Das leise, fast unmerklich einsetzende Atmen einer Klarinette bildet den irritierenden Fixpunkt, von dem aus sich dieser Klangkörper langsam in Bewegung setzt. Es ist eine minimalistische Produktionsgeste am Anfang von „Bluebird“, die eine eigentümliche Distanz aufbaut, ein dumpfes Flacken in einer ansonsten vertrauten Szenerie aus sanften Akustikgitarren. Diese bewusste Reduktion bricht sofort mit den Erwartungen, die ein beinahe trotzig gewählter Albumtitel wecken könnte. Wo man pubertäre Überforderung vermuten mag, inszeniert Florian Stepper, der Kopf hinter Ghosts And Errors, eine bemerkenswerte emotionale Reife. Das visuelle Versprechen des Artworks – eine grob gerasterte, kühle, blau-weiße Kaktusblüte, die eher an eine distanzierte, künstliche Pose als an intime Folkmusik erinnert – findet hier seine klangliche Entsprechung. Das Cover fungiert als ästhetisches Schutzschild: Es stilisiert das Organische zu einem grafischen Muster und verhandelt so genau jenen Bruch zwischen innerer Zerrissenheit und äußerer Form, der sich durch die zwölf Songs zieht.
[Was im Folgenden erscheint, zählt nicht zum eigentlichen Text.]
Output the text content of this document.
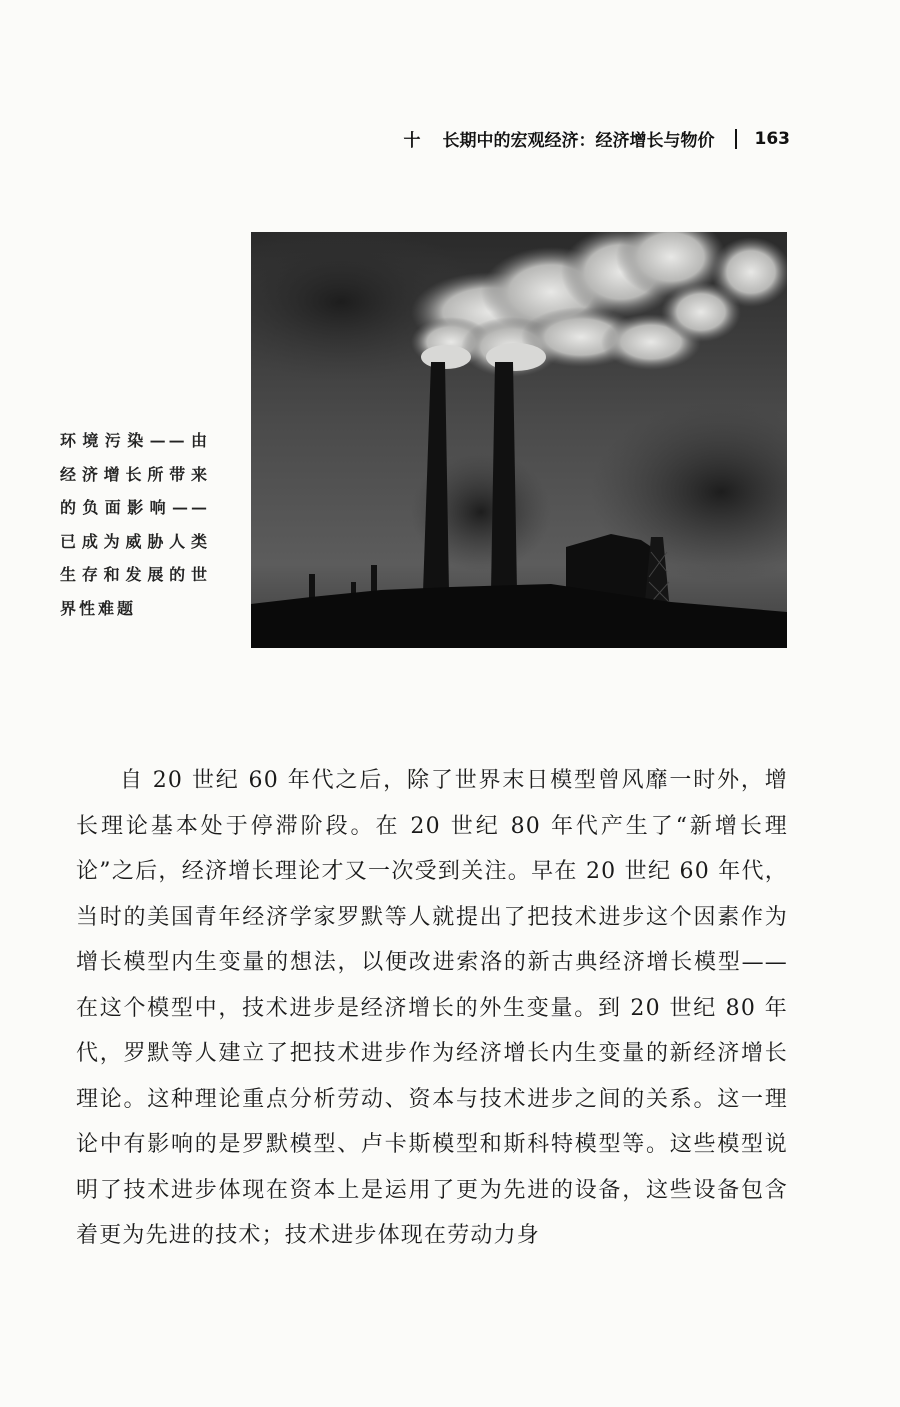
十 长期中的宏观经济：经济增长与物价 163

环境污染——由经济增长所带来的负面影响——已成为威胁人类生存和发展的世界性难题

自 20 世纪 60 年代之后，除了世界末日模型曾风靡一时外，增长理论基本处于停滞阶段。在 20 世纪 80 年代产生了“新增长理论”之后，经济增长理论才又一次受到关注。早在 20 世纪 60 年代，当时的美国青年经济学家罗默等人就提出了把技术进步这个因素作为增长模型内生变量的想法，以便改进索洛的新古典经济增长模型——在这个模型中，技术进步是经济增长的外生变量。到 20 世纪 80 年代，罗默等人建立了把技术进步作为经济增长内生变量的新经济增长理论。这种理论重点分析劳动、资本与技术进步之间的关系。这一理论中有影响的是罗默模型、卢卡斯模型和斯科特模型等。这些模型说明了技术进步体现在资本上是运用了更为先进的设备，这些设备包含着更为先进的技术；技术进步体现在劳动力身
Diese strategische Balance trägt das gesamte Werk. Anstatt auf simple Effekte oder gefällige Indie-Hymnen zu setzen, vertraut die Produktion auf die raumgreifende Wirkung von Entschleunigung. Zusammen mit Gästen wie dem Die-Nerven-Drummer Kevin Kuhn oder dem Cellisten Maarten Vos baut Stepper ein offenes, bisweilen an ein Kammerorchester erinnerndes Bandgefüge auf, das in den besten Momenten an die cineastische Dichte von Fleet Foxes heranreicht. Im verschachtelten Dreivierteltakt von „Jewelry“ kreuzen sich komplexe Hallräume, während eine subtil eingesetzte Orgel eine zitternde Unsicherheit über die harmonische Basis legt. Die Songs funktionieren nicht als Stationen einer klassischen Erzählung, sondern als Belege für einen Zustand des Übergangs. Wenn im getragenen „Out of wine“ melancholische Cellolinien das Fundament bilden, weicht die akustische Intimität einer klanglichen Überwucherung, ohne die fragile Struktur des Songs zu beschädigen.
Die eigentliche Stärke der Platte liegt in dieser feinen Justierung der Dichte. Dem fast rohen, skelettierten „Nothing“ steht das psychedelisch fließende „Crystal Valley“ gegenüber, in dem sich eine geisterhafte Stadtlandschaft vor uns ausbreitet. Hier verzahnen sich die verschiedenen Texturen zu einem dichten Gewebe aus Schuld und Vergebung. Das Album verweigert sich konsequent einer rein euphorischen Auflösung, selbst das überraschende Uptempo-Stück „Internet“ bleibt durch einen feinen Schleier aus Wehmut gefiltert. Ghosts And Errors gelingt mit diesem Debüt eine präzise Vermessung des Dazwischens, getragen von einer handwerklichen Akribie, die der emotionalen Schwere jederzeit die nötige strukturelle Balance entgegensetzt.